Moreover, given the number of rather mediocre first ministers now standing across the dominion, it may be that Legault will have an outsized influence. How will he use it?
In his victory speech Monday night, the Coalition Avenir Québec leader made a point of committing, in French and in English, to being the “premier of all Quebecers, from all regions, of all ages, of all origins.”
The Post’s André Pratte was not impressed, noting that this newfound magnanimity “is in flat contradiction to Legault’s actions and assertions during the campaign and his first mandate.”
“Why would he change what has been, unfortunately, a winning strategy of courting rural voters who are wary of strangers?”

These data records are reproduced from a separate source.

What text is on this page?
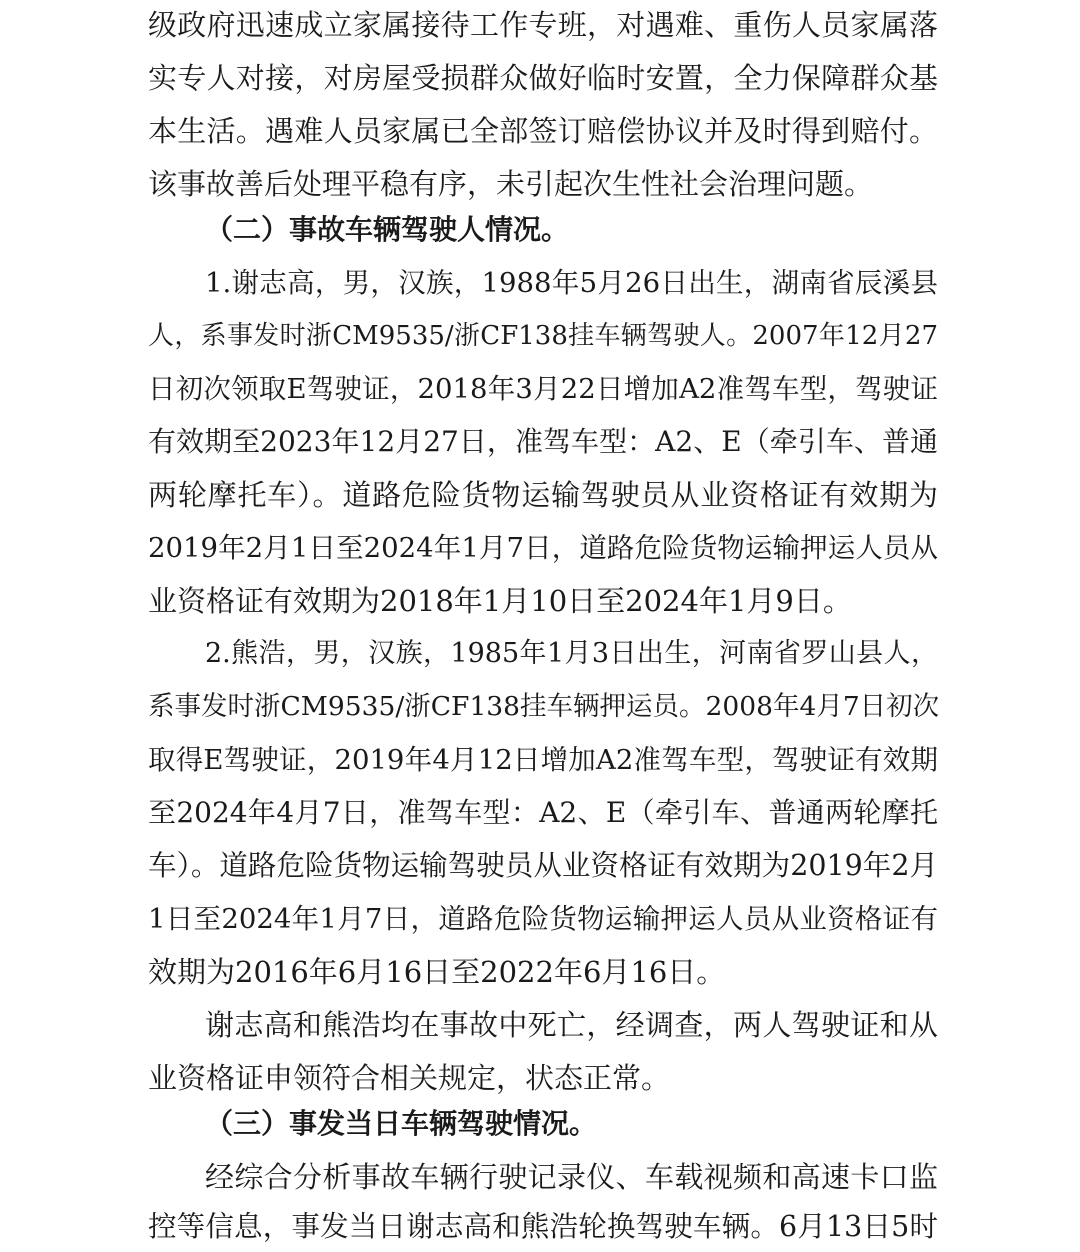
级政府迅速成立家属接待工作专班，对遇难、重伤人员家属落
实专人对接，对房屋受损群众做好临时安置，全力保障群众基
本生活。遇难人员家属已全部签订赔偿协议并及时得到赔付。
该事故善后处理平稳有序，未引起次生性社会治理问题。
（二）事故车辆驾驶人情况。
1.谢志高，男，汉族，1988年5月26日出生，湖南省辰溪县
人，系事发时浙CM9535/浙CF138挂车辆驾驶人。2007年12月27
日初次领取E驾驶证，2018年3月22日增加A2准驾车型，驾驶证
有效期至2023年12月27日，准驾车型：A2、E（牵引车、普通
两轮摩托车）。道路危险货物运输驾驶员从业资格证有效期为
2019年2月1日至2024年1月7日，道路危险货物运输押运人员从
业资格证有效期为2018年1月10日至2024年1月9日。
2.熊浩，男，汉族，1985年1月3日出生，河南省罗山县人，
系事发时浙CM9535/浙CF138挂车辆押运员。2008年4月7日初次
取得E驾驶证，2019年4月12日增加A2准驾车型，驾驶证有效期
至2024年4月7日，准驾车型：A2、E（牵引车、普通两轮摩托
车）。道路危险货物运输驾驶员从业资格证有效期为2019年2月
1日至2024年1月7日，道路危险货物运输押运人员从业资格证有
效期为2016年6月16日至2022年6月16日。
谢志高和熊浩均在事故中死亡，经调查，两人驾驶证和从
业资格证申领符合相关规定，状态正常。
（三）事发当日车辆驾驶情况。
经综合分析事故车辆行驶记录仪、车载视频和高速卡口监
控等信息，事发当日谢志高和熊浩轮换驾驶车辆。6月13日5时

Legault’s victory was generally considered a victory for the “centre-right” or “conservative” option in Quebec, but it is not clear what that means. Increased reliance on equalization payments, violations of human rights and hostility to immigration is not, say, Jason Kenney conservatism — or for that matter, Canada’s conservative tradition going back to John George Diefenbaker. Corporate tax cuts alone do not exhaust the conservative agenda.
The pandemic was “like a buzz saw that went through (our) coalition,” said Kenney in a farewell interview this week.
No other premier in Canada sought as much to preserve civil liberties, keep businesses open and kids in school as Kenney did. With lighter restrictions, Alberta had a lower per-capita COVID death rate than the national average. Quebec’s was the highest. Legault’s preferred, but ineffective, instrument was totalitarian, imposing a curfew that included outrageous penalties upon homeless people for being, well, homeless.
Except that there was little outrage. Legault remains, and Kenney departs. Other first ministers will take note.
On religious liberty during the pandemic, Legault refused even to consult with Quebec’s bishops. He shut down religious services and imposed a vaccine passport on houses of worship, an intolerable usurpation. But that, too, was tolerated.
How weak is support for religious liberty in Quebec? So weak that the clergy are not altogether bothered about it. During the recent papal visit, Quebec’s Cardinal Gérald Lacroix arranged for Legault — contrary to the demands of protocol — to have a friendly personal audience with Pope Francis. It was an odd reward for the government most hostile to religious liberty in recent Canadian history.